「ええと、それじゃあなんか、人違いをされてるっぽい感じですよね? なら、私はこれで……」

 謎の気配に、理不尽な嫌がらせ。これ以上の面倒事は勘弁してほしい。
 へらりと笑って、立ち去るべく背を向けると、

「……知ろうとするな。知らないままでいろ」

「……へ?」

 なんのこと、と振り向くと、既に男は背を向けていて、私とは反対側の路地へと消えていった。

(……ホントに、なんなんだろ、アイツ)

 もしかして、間違って声をかけちゃった照れ隠しだったとか?
 それなら、うん。言わせておいてあげよう。
 そんなことを考えながら、私はいつもより幾分か軽い心地で家へと急いだ。

***

 迎えた金曜日。

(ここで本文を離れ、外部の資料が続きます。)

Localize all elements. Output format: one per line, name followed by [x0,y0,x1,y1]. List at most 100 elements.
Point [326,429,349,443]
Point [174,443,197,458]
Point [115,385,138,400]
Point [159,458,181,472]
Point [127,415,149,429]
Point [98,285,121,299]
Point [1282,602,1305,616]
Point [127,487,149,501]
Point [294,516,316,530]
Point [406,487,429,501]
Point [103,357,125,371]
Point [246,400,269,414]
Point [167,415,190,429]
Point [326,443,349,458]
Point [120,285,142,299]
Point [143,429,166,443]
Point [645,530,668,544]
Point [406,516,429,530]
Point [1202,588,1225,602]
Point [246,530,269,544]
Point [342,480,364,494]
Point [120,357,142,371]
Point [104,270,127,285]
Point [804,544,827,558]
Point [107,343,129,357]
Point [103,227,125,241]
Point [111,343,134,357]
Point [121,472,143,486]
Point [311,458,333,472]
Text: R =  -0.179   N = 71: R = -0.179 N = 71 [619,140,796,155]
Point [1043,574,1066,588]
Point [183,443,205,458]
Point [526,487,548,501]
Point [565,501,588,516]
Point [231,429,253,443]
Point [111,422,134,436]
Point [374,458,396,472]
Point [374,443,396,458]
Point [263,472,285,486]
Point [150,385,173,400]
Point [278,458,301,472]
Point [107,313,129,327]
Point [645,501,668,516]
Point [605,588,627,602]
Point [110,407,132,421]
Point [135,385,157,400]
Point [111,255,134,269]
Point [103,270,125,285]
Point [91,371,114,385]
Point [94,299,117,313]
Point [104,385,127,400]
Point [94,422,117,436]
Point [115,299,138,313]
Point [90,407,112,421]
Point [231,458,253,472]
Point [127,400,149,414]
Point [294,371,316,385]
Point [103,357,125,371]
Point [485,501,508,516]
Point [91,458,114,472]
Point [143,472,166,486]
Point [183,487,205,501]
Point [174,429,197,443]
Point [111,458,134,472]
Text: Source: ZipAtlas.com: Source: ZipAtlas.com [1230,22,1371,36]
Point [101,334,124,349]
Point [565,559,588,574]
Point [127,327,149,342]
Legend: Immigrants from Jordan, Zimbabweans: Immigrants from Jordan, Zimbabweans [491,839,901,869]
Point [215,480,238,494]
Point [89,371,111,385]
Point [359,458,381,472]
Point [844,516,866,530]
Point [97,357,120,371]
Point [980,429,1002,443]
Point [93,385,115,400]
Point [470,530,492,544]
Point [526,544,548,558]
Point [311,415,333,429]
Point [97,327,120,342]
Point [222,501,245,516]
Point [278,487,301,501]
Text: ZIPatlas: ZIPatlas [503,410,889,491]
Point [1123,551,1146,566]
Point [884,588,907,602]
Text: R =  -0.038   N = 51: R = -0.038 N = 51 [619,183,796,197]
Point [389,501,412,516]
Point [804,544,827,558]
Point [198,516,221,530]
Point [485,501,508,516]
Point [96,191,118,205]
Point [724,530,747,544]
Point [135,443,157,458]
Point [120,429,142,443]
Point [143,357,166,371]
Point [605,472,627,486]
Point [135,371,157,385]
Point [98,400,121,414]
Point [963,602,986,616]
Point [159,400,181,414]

今日を乗り切ってしまえば、休日である二日間は悩みの種から解放される。
 ちゃっちゃと終わらせて帰ろうと、驚きの集中力でPCと向き合っていた午後十五時過ぎ。
 事件が起きた。

「へえ、真面目に仕事してんだ? エライね、彩愛さん」

「!?」

 耳元で響いた声に、私は勢いよく視線を向けた。
 息が止まる。デスク横にいたのは、人を小馬鹿にしたようにニヤニヤと笑んで手を振る、ダークグレーのストライプスーツを纏った縁なし眼鏡の男。

「孝彰さん……っ!? どうして」

「うっかり者の親父が重要書類を家に忘れていったらしくてね。わざわざ呼び出されて、届けに来たってワケ。……ってのは、まあ、建前上で」

 不意に伸ばされた掌が、肩にかかる私の髪をひと房、するりと撫でる。

「どうしても彩愛さんに会いたくてさ。俺にここまでさせるなんて、なかなか罪深いよ?」

(しーらーなーいーしーーーーっ!!)

 もう、いっそのこと勘弁してくれと泣き叫んでしまいたい。
 でも出来ない。だって私は、大人だから。

 嫌悪感に強張る頬で無理やり笑みをつくった私は、上体を引いて囚われていた髪を逃がした。
 そのまま自席で出来得る最大限の距離をとる。

「ええと、先日の件は部長にしっかりとお断りのお返事をしたはずですが……?」

「うん、聞いてるよ。けど俺はまた会いたいって思ったし。いくら頼んでも駄目だったって親父が言ってたからさ。やっぱり人づてじゃ、本気度が伝わらないのかなって。だからこうしてわざわざ、俺が直接お誘いに来たってわけ」

 職権乱用。迷惑千万。
 どうしたらそんなに、自分に自信が持てるのだろう。
 ついでに一番大事な相手の気持ちは、まるっと無視ですか。